Criticizing the politicization of health considerations, Myart-Cruz singled out President Trump, who this week called for the reopening of the campuses and threatened to withhold funds from those who did not. The president and his advisers insisted that children would be better off in traditional classes and that a regular school schedule would allow parents to return to work, helping families and also providing a necessary boost to the economy.

In making that argument, Trump questioned the safety advice provided by the federal Centers for Disease Control and Prevention as too expensive and impractical, tweeting: “I will meet with them!” However, the CDC said Thursday they would not revise its guidelines.

Given the surge in the virus in Los Angeles County, Myart-Cruz called Trump’s threats on funding “alarming.”

“We have to take a position against this dangerous and anti-science agenda that puts the lives of our members, our students and all of our families at risk,” he said.

In a Facebook thread this week, union members, which include teachers, counselors, nurses, and librarians, voiced their concerns.

“Do you think I’m safe at 71 when I go to a student classroom … or one of my colleagues?” Sandy Dorfman, who teaches at Castlebay Lane Elementary in Porter Ranch, wrote. “The air conditioning system will recirculate sick air throughout the school!
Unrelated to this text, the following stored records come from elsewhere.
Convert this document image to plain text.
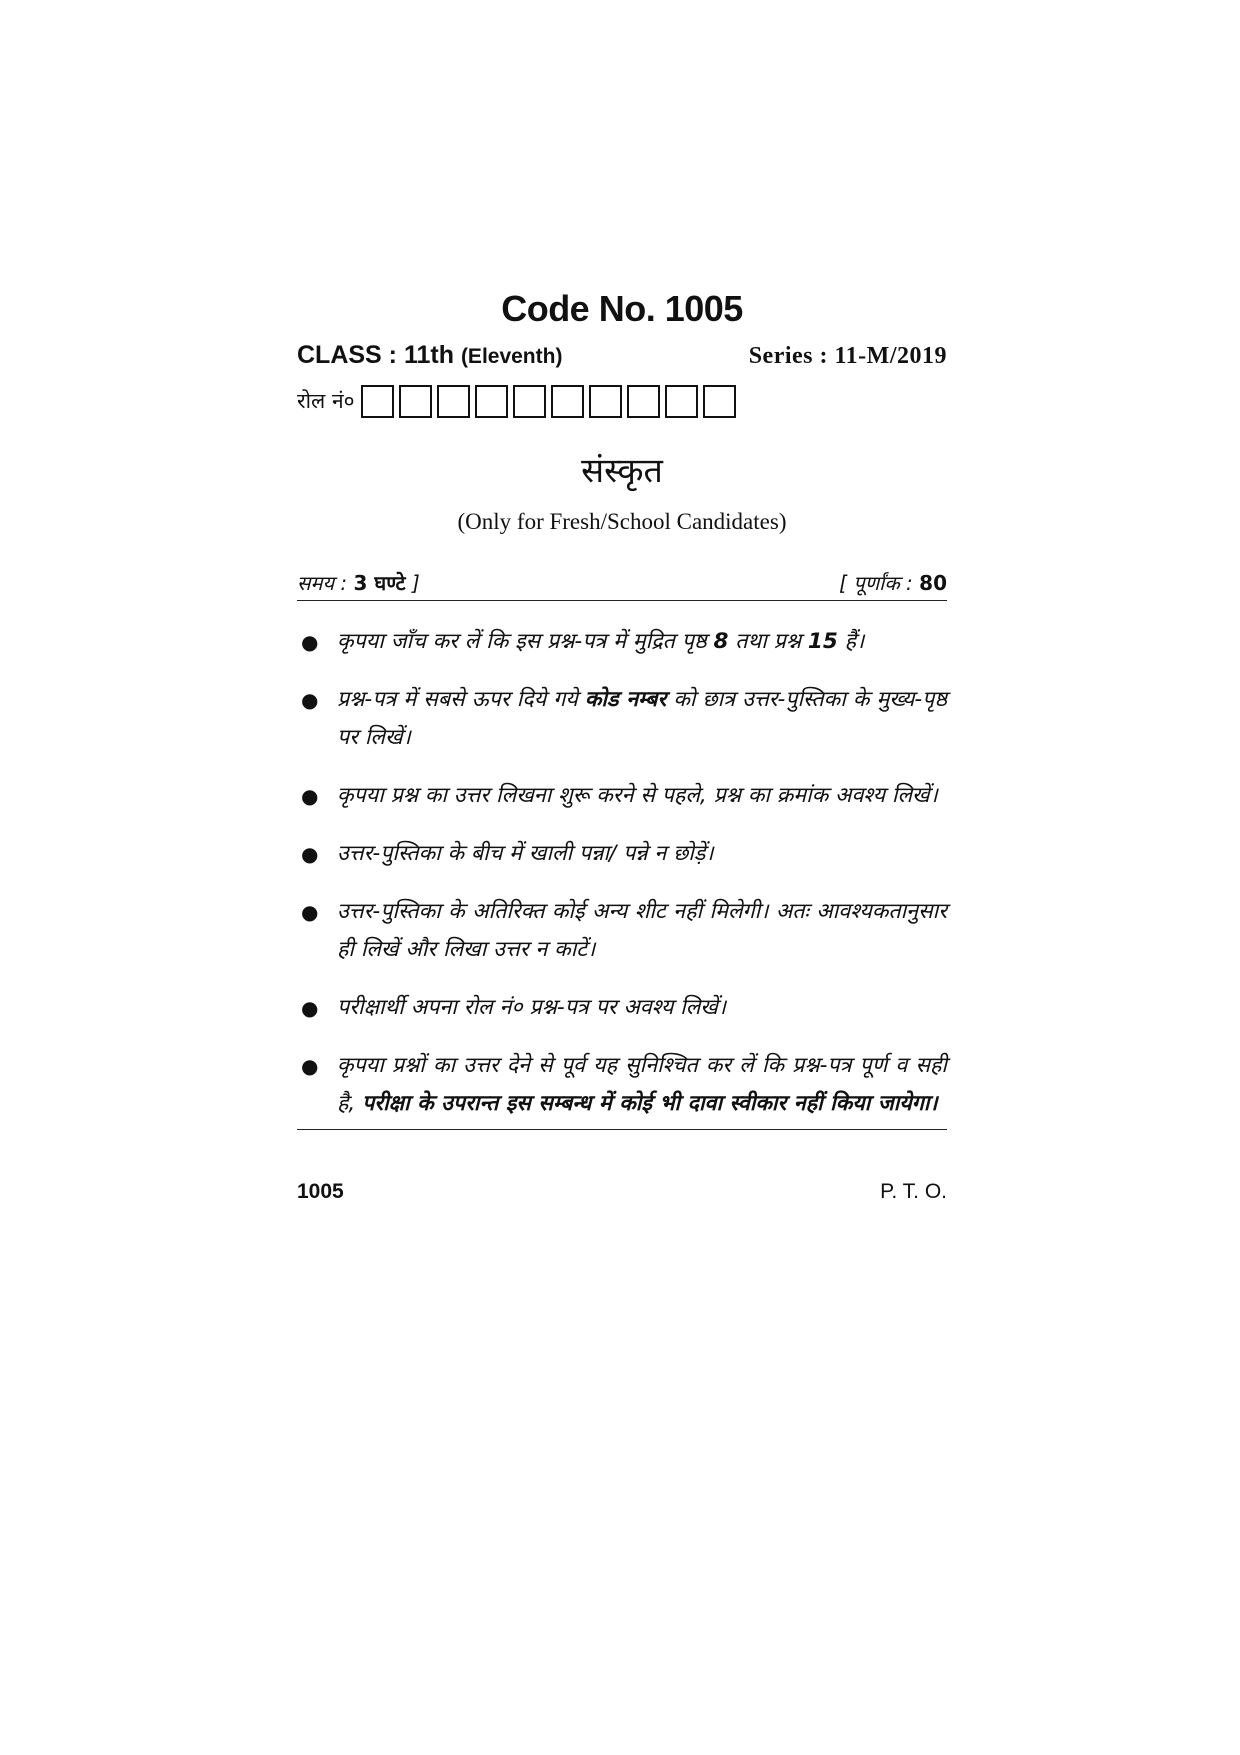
Code No. 1005
CLASS : 11th (Eleventh)	Series : 11-M/2019
रोल नं०
संस्कृत
(Only for Fresh/School Candidates)
समय : 3 घण्टे ]	[ पूर्णांक : 80
● कृपया जाँच कर लें कि इस प्रश्न-पत्र में मुद्रित पृष्ठ 8 तथा प्रश्न 15 हैं।
● प्रश्न-पत्र में सबसे ऊपर दिये गये कोड नम्बर को छात्र उत्तर-पुस्तिका के मुख्य-पृष्ठ पर लिखें।
● कृपया प्रश्न का उत्तर लिखना शुरू करने से पहले, प्रश्न का क्रमांक अवश्य लिखें।
● उत्तर-पुस्तिका के बीच में खाली पन्ना/ पन्ने न छोड़ें।
● उत्तर-पुस्तिका के अतिरिक्त कोई अन्य शीट नहीं मिलेगी। अतः आवश्यकतानुसार ही लिखें और लिखा उत्तर न काटें।
● परीक्षार्थी अपना रोल नं० प्रश्न-पत्र पर अवश्य लिखें।
● कृपया प्रश्नों का उत्तर देने से पूर्व यह सुनिश्चित कर लें कि प्रश्न-पत्र पूर्ण व सही है, परीक्षा के उपरान्त इस सम्बन्ध में कोई भी दावा स्वीकार नहीं किया जायेगा।
1005	P. T. O.
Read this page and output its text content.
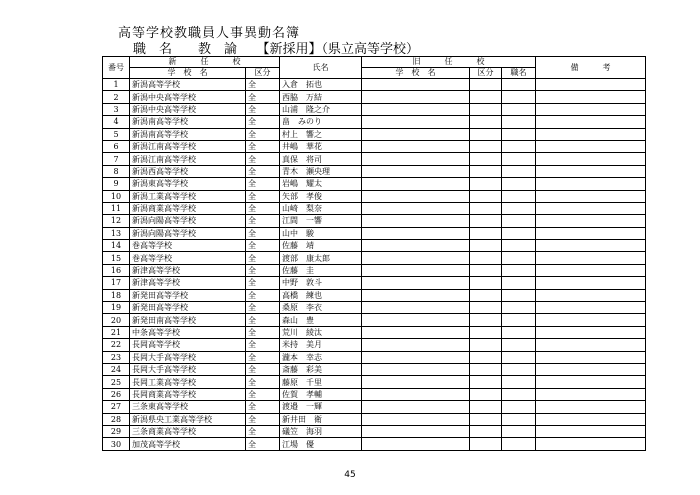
高等学校教職員人事異動名簿
職　名　　教　論　　【新採用】（県立高等学校）
番号	新　　　任　　　校		氏名	旧　　　任　　　校			備　　　考
	学　校　名	区分		学　校　名	区分	職名	
1	新潟高等学校	全	入倉　拓也				
2	新潟中央高等学校	全	西脇　万結				
3	新潟中央高等学校	全	山浦　隆之介				
4	新潟南高等学校	全	畠　みのり				
5	新潟南高等学校	全	村上　響之				
6	新潟江南高等学校	全	井嶋　華花				
7	新潟江南高等学校	全	真保　将司				
8	新潟西高等学校	全	青木　瀬央理				
9	新潟東高等学校	全	岩嶋　耀太				
10	新潟工業高等学校	全	矢部　孝俊				
11	新潟商業高等学校	全	山崎　梨奈				
12	新潟向陽高等学校	全	江間　一響				
13	新潟向陽高等学校	全	山中　駿				
14	巻高等学校	全	佐藤　靖				
15	巻高等学校	全	渡部　康太郎				
16	新津高等学校	全	佐藤　圭				
17	新津高等学校	全	中野　敦斗				
18	新発田高等学校	全	高橋　練也				
19	新発田高等学校	全	桑原　李衣				
20	新発田南高等学校	全	森山　豊				
21	中条高等学校	全	荒川　綾汰				
22	長岡高等学校	全	米持　美月				
23	長岡大手高等学校	全	瀧本　幸志				
24	長岡大手高等学校	全	斎藤　彩美				
25	長岡工業高等学校	全	藤原　千里				
26	長岡商業高等学校	全	佐賀　孝輔				
27	三条東高等学校	全	渡邉　一輝				
28	新潟県央工業高等学校	全	新井田　衛				
29	三条商業高等学校	全	礒笠　海羽				
30	加茂高等学校	全	江場　優				
45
Has anyone thought of that? Does anyone think that children maintain masks correctly? Do you think we can listen to elementary school children through masks? All day, the children who come out of class to go to the bathroom … touch the doorknobs, crazy!

During the pandemic, Marcela A UTLA member and special education teacher at Robert Louis Stevenson College and Career Prep in Boyle Heights, Chagoya taught her classes remotely while monitoring her 10-year-old son’s progress at home. In addition, she helps care for her 84-year-old mother, who receives oxygen 24 hours a day, and her 50-year-old brother, who is autistic and nonverbal.

Although she is committed to teaching, she said she cannot risk returning to the classroom.

“It is not possible … to get them to wear a mask, so they don’t run and hug or hug adults,” he said of the students. “Safe reopening is impossible for that specific student population.”

She teaches sixth grade students who have learning difficulties and read on third grade level or below. When the pandemic came, she bought a new laptop with personal funds and spent hours guiding students on how to manage their Internet browser and Zoom, a video conferencing application that allows them to interact with students live or post recorded lessons.

“It was not easy,” said Chagoya.

She waits for more technological hurdles to come. But she said she doesn’t feel comfortable coming back in person. She wants the district to wait a month or more to see if the curve is flattening and cases are going down.

“I love my children and miss them very much,” he said, “but there is no way I can teach them if I get sick. There is no way I can teach them if they get sick. Or if I sick my mother.